Gold Market Update: Why Spot Gold Remains Above $5,000 Amid Oil Price Surge Linked to Iran Conflict
TLDR
- On Wednesday, spot gold experienced a minor 0.1% decline to approximately $5,187 per ounce, maintaining its position comfortably above the $5,000 threshold.
- Escalating oil costs, fueled by the conflict between the U.S., Israel, and Iran, are sparking renewed concerns regarding inflation.
- The closure of the Strait of Hormuz poses a significant risk to global energy security, as it accounts for roughly 20% of the world’s oil and gas transit.
- U.S. CPI data for February showed a 2.4% year-on-year increase, aligning with projections, though this figure predates the current Iranian conflict.
- Market consensus anticipates that the Federal Reserve will maintain current interest rates during its upcoming meeting on March 18.
Gold prices remained largely stagnant on Wednesday as the market navigated a tug-of-war between competing economic factors. Spot gold saw a slight dip of 0.1% to trade near $5,187 per ounce, while April gold futures retreated by 0.9% to roughly $5,194.

The precious metal has experienced significant fluctuations since reaching a near-record peak of nearly $5,600 per ounce in late January. Despite the subsequent correction, it has managed to hold firmly above the $5,000 mark.
Wednesday marked the twelfth day of the conflict involving the U.S., Israel, and Iran, with ongoing airstrikes reported across all parties. Although President Trump suggested late Monday that the hostilities were nearing a conclusion, military operations have shown little indication of abating.
The hostilities have effectively blocked the Strait of Hormuz, a vital maritime route responsible for transporting approximately one-fifth of global oil and liquefied natural gas supplies.

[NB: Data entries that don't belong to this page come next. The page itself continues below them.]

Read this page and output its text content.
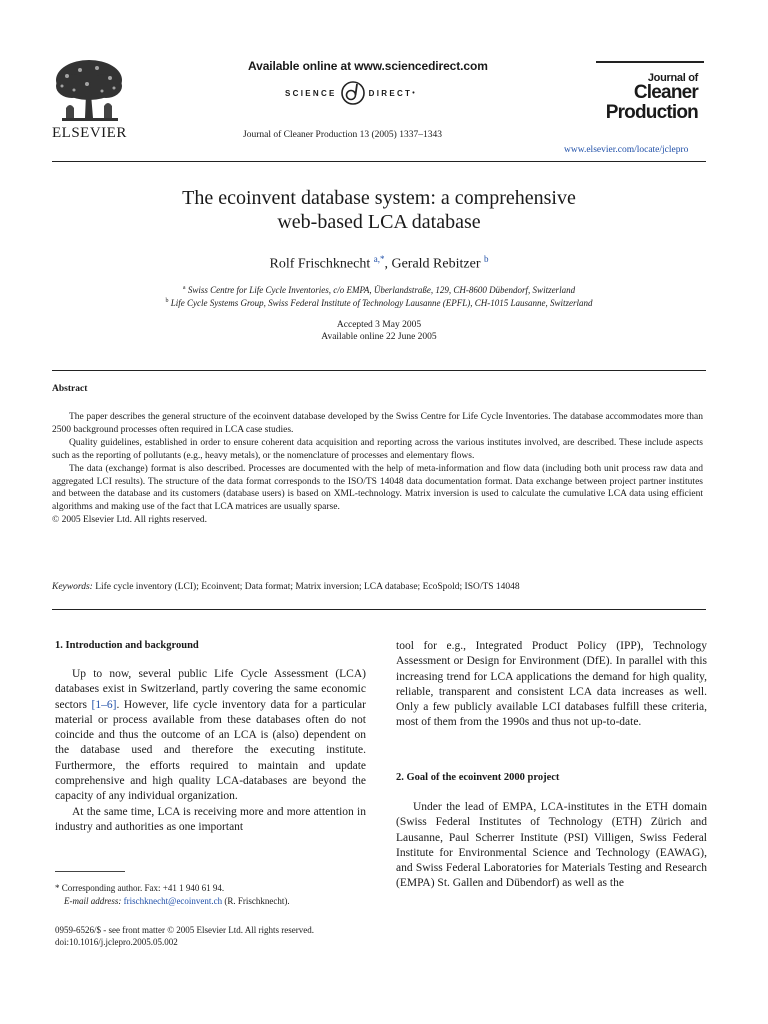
ELSEVIER
Available online at www.sciencedirect.com
SCIENCE	DIRECT •
Journal of Cleaner Production 13 (2005) 1337–1343
Journal of
Cleaner
Production
www.elsevier.com/locate/jclepro
The ecoinvent database system: a comprehensive
web-based LCA database
Rolf Frischknecht $^{a,*}$, Gerald Rebitzer $^b$
$^a$ Swiss Centre for Life Cycle Inventories, c/o EMPA, Überlandstraße, 129, CH-8600 Dübendorf, Switzerland
$^b$ Life Cycle Systems Group, Swiss Federal Institute of Technology Lausanne (EPFL), CH-1015 Lausanne, Switzerland
Accepted 3 May 2005
Available online 22 June 2005
Abstract

The paper describes the general structure of the ecoinvent database developed by the Swiss Centre for Life Cycle Inventories. The database accommodates more than 2500 background processes often required in LCA case studies.

Quality guidelines, established in order to ensure coherent data acquisition and reporting across the various institutes involved, are described. These include aspects such as the reporting of pollutants (e.g., heavy metals), or the nomenclature of processes and elementary flows.

The data (exchange) format is also described. Processes are documented with the help of meta-information and flow data (including both unit process raw data and aggregated LCI results). The structure of the data format corresponds to the ISO/TS 14048 data documentation format. Data exchange between project partner institutes and between the database and its customers (database users) is based on XML-technology. Matrix inversion is used to calculate the cumulative LCA data using efficient algorithms and making use of the fact that LCA matrices are usually sparse.

© 2005 Elsevier Ltd. All rights reserved.

Keywords: Life cycle inventory (LCI); Ecoinvent; Data format; Matrix inversion; LCA database; EcoSpold; ISO/TS 14048
1. Introduction and background

Up to now, several public Life Cycle Assessment (LCA) databases exist in Switzerland, partly covering the same economic sectors [1–6]. However, life cycle inventory data for a particular material or process available from these databases often do not coincide and thus the outcome of an LCA is (also) dependent on the database used and therefore the executing institute. Furthermore, the efforts required to maintain and update comprehensive and high quality LCA-databases are beyond the capacity of any individual organization.

At the same time, LCA is receiving more and more attention in industry and authorities as one important

* Corresponding author. Fax: +41 1 940 61 94.
E-mail address: frischknecht@ecoinvent.ch (R. Frischknecht).
0959-6526/$ - see front matter © 2005 Elsevier Ltd. All rights reserved.
doi:10.1016/j.jclepro.2005.05.002

tool for e.g., Integrated Product Policy (IPP), Technology Assessment or Design for Environment (DfE). In parallel with this increasing trend for LCA applications the demand for high quality, reliable, transparent and consistent LCA data increases as well. Only a few publicly available LCI databases fulfill these criteria, most of them from the 1990s and thus not up-to-date.

2. Goal of the ecoinvent 2000 project

Under the lead of EMPA, LCA-institutes in the ETH domain (Swiss Federal Institutes of Technology (ETH) Zürich and Lausanne, Paul Scherrer Institute (PSI) Villigen, Swiss Federal Institute for Environmental Science and Technology (EAWAG), and Swiss Federal Laboratories for Materials Testing and Research (EMPA) St. Gallen and Dübendorf) as well as the
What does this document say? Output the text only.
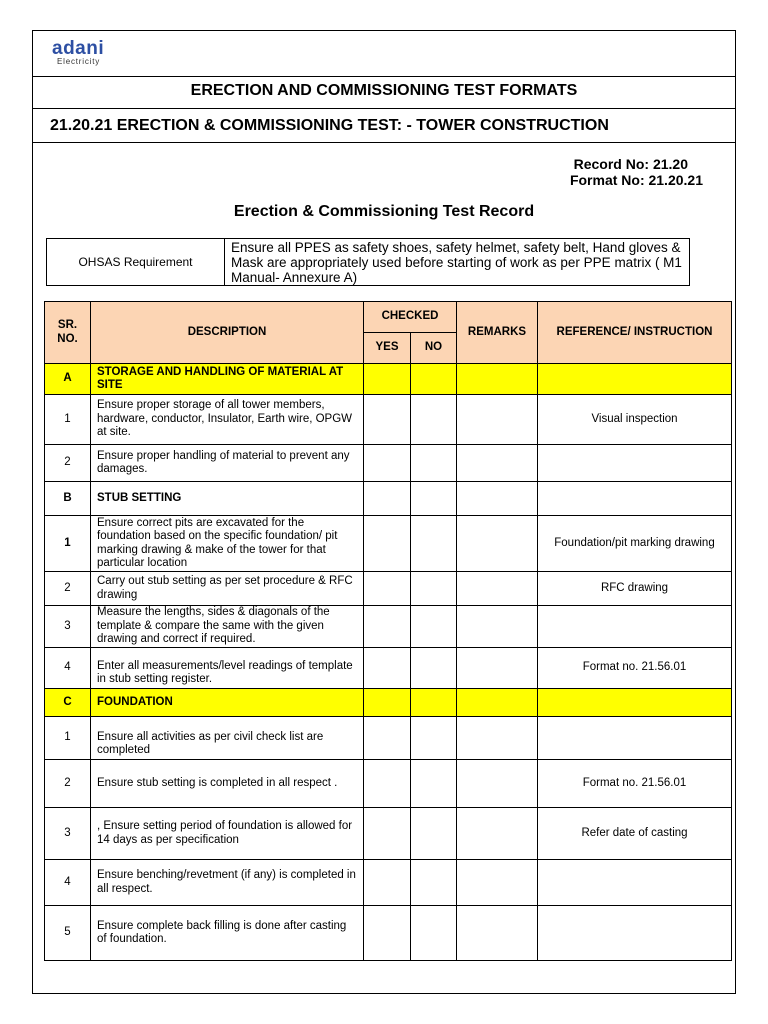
adani
Electricity
ERECTION AND COMMISSIONING TEST FORMATS
21.20.21 ERECTION & COMMISSIONING TEST: - TOWER CONSTRUCTION
Record No: 21.20
Format No: 21.20.21
Erection & Commissioning Test Record
OHSAS Requirement	Ensure all PPES as safety shoes, safety helmet, safety belt, Hand gloves & Mask are appropriately used before starting of work as per PPE matrix ( M1 Manual- Annexure A)
SR. NO.	DESCRIPTION	CHECKED		REMARKS	REFERENCE/ INSTRUCTION
		YES	NO		
A	STORAGE AND HANDLING OF MATERIAL AT SITE				
1	Ensure proper storage of all tower members, hardware, conductor, Insulator, Earth wire, OPGW at site.				Visual inspection
2	Ensure proper handling of material to prevent any damages.				
B	STUB SETTING				
1	Ensure correct pits are excavated for the foundation based on the specific foundation/ pit marking drawing & make of the tower for that particular location				Foundation/pit marking drawing
2	Carry out stub setting as per set procedure & RFC drawing				RFC drawing
3	Measure the lengths, sides & diagonals of the template & compare the same with the given drawing and correct if required.				
4	Enter all measurements/level readings of template in stub setting register.				Format no. 21.56.01
C	FOUNDATION				
1	Ensure all activities as per civil check list are completed				
2	Ensure stub setting is completed in all respect .				Format no. 21.56.01
3	, Ensure setting period of foundation is allowed for 14 days as per specification				Refer date of casting
4	Ensure benching/revetment (if any) is completed in all respect.				
5	Ensure complete back filling is done after casting of foundation.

Oil prices saw a recovery on Wednesday as traders expressed skepticism regarding the International Energy Agency’s strategy to utilize record oil reserves to mitigate potential supply shortages stemming from the Middle East.
Rising oil prices are fueling inflationary expectations, which in turn puts downward pressure on gold. Because gold does not yield interest, its appeal diminishes in an environment of high or increasing interest rates.
Furthermore, a strengthening U.S. dollar and rising Treasury yields are creating additional headwinds for gold, as a stronger dollar makes the metal more expensive for international investors.
U.S. Inflation Data Comes In as Expected
According to the Labor Department’s Wednesday report, U.S. consumer prices climbed 2.4% over the twelve-month period ending in February, consistent with both the previous month’s figures and analyst expectations.
On a month-over-month basis, prices rose by 0.3%, an uptick from January’s 0.2%, driven by increased costs for food and energy. Core CPI, which excludes volatile food and energy sectors, remained steady at 2.5% year-on-year, matching the January data.
It is important to note that the February figures primarily reflect economic conditions prior to the onset of the Iran conflict in late February. Analysts anticipate that March data will reflect a more pronounced inflationary impact.
Fed Decision and PCE Data Ahead
Investors are closely monitoring two upcoming economic indicators. The Personal Consumption Expenditures (PCE) index for January is scheduled for release on Friday, with analysts projecting an annual rate of 3.1%.
As the Federal Reserve’s preferred gauge for inflation, the PCE has consistently trended higher than the CPI in recent months.
The Federal Reserve is set to conclude its two-day policy meeting on March 18, with markets widely expecting officials to keep interest rates unchanged.
Carlo Alberto De Casa, an analyst at Swissquote, noted that investors appear to be increasing their gold holdings as a safe-haven asset in response to the ongoing geopolitical instability.
As of Wednesday morning in European markets, spot gold was trading at $5,187 per ounce.